Jamie couldn’t think of any reply to this, so he turned to his mother and said, “There was some guy in the waiting area. Told me he drove you here.”

He was going to explain about the best wishes but his mother shot to her feet with a startled look on her face and said, “Oh. Is he still there?”

“He was heading off. Now you didn’t need him anymore.”

“I’ll see if I can catch him,” she said, and disappeared toward the waiting area.

Jamie moved into the chair beside his father’s bed and as he sat down he remembered who David Symmonds was. And what Katie had said in her phone message. And the image came to mind of his mother sprinting through the waiting area, out of the hospital and into the passenger seat of a little red sports car, the door slamming, the engine being gunned and the pair of them vanishing in a cloud of exhaust.
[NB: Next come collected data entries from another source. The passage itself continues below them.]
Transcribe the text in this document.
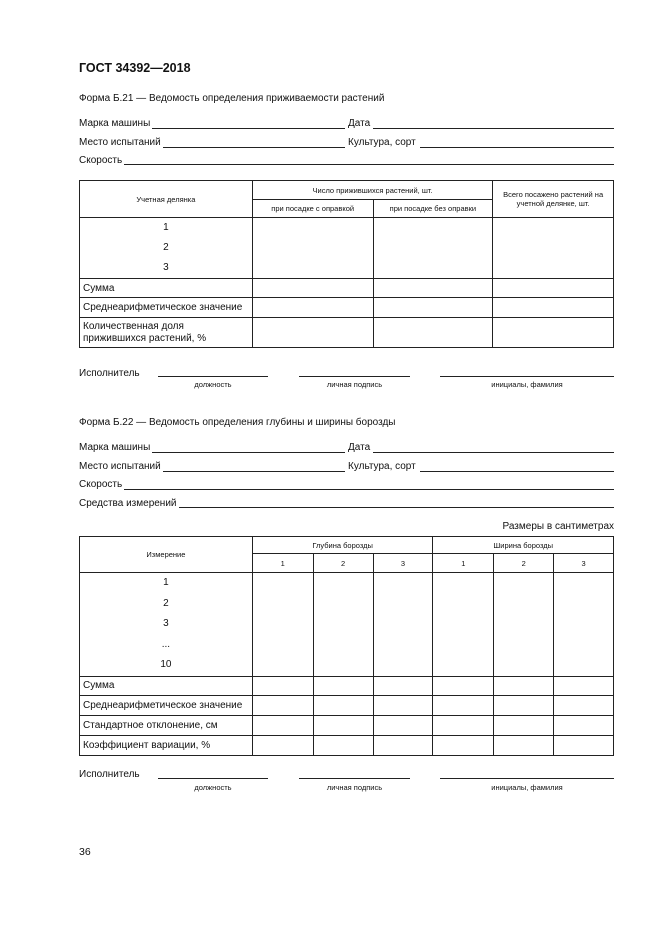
ГОСТ 34392—2018
Форма Б.21 — Ведомость определения приживаемости растений
Марка машины	Дата
Место испытаний	Культура, сорт
Скорость
Учетная делянка	Число прижившихся растений, шт.		Всего посажено растений на учетной делянке, шт.
	при посадке с оправкой	при посадке без оправки	

1
2
3			

Сумма			
Среднеарифметическое значение			
Количественная доля прижившихся растений, %			
Исполнитель
должность	личная подпись	инициалы, фамилия
Форма Б.22 — Ведомость определения глубины и ширины борозды
Марка машины	Дата
Место испытаний	Культура, сорт
Скорость
Средства измерений
Размеры в сантиметрах
Измерение	Глубина борозды			Ширина борозды		
	1	2	3	1	2	3

1
2
3
...
10						

Сумма						
Среднеарифметическое значение						
Стандартное отклонение, см						
Коэффициент вариации, %						
Исполнитель
должность	личная подпись	инициалы, фамилия
36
So when his father said, “Actually, it wasn’t an accident,” Jamie thought his father was referring to the affair and came close to saying something very stupid indeed.

“I have cancer,” said his father.

“I’m sorry?” said Jamie because he really didn’t believe what he’d just heard.

“Or at least I did,” said his father.

“Cancer?” asked Jamie.

“Dr. Barghoutian said it was eczema,” continued his father. “But I wasn’t sure.”

Who was Dr. Barghoutian?

“So I cut it off,” said his father.

“With a chisel?” Jamie realized that Katie had been right. About everything. There was something seriously wrong with his father.

“No, with a pair of scissors.” His father seemed unfazed by what he was saying. “It seemed to make sense at the time.” His father paused. “In fact, to be honest, I didn’t manage to cut it off completely. Much more difficult than I’d imagined. Thought for a while they were going to stitch the damn thing back on. But it’s better to chuck it away and let the wound granulate from the bottom up, apparently. This nice young lady doctor explained. Indian, I think.” He paused again. “Probably best not to tell your mother.”

“OK,” said Jamie, not entirely sure what he was agreeing to.

“So,” said his father, “how are you?”

“I’m fine,” said Jamie.

They sat in silence for a few moments.

Then his father said, “I’ve been having a spot of bother recently.”

“Katie told me,” said Jamie.

“It’s all sorted out now, though.” His father’s eyes were starting to close. “If you don’t mind, I’m going to have a little nap. It’s been a tiring day.”

Jamie had a moment of panic when he thought his father might be dying unexpectedly in front of him. He had never seen someone dying and wasn’t sure of the signs. But when he examined his father’s face it looked exactly as it did when he was dozing on the sofa at home.

Within seconds his father was snoring.

Jamie took hold of his father’s hand. It seemed like the right thing to do. Then it felt like rather an odd thing to do, so he let it go again.

A woman was groaning in a nearby cubicle, as if she was in labor. Though surely that would happen somewhere else, wouldn’t it?

Which part of his body had his father tried to cut off?

Did it matter? There wasn’t going to be an answer to that question, which made it seem normal.

Jesus. It was his father who had done this. The alphabeticizer of books and winder-up of clocks.

Perhaps it was the beginning of dementia.

Jamie hoped to God his mother hadn’t done a runner. Or he and Katie might be left looking after their father as he began his slow descent toward a horrid little residential home somewhere.

It was an uncharitable thought.

He was trying very hard to give up uncharitable thoughts.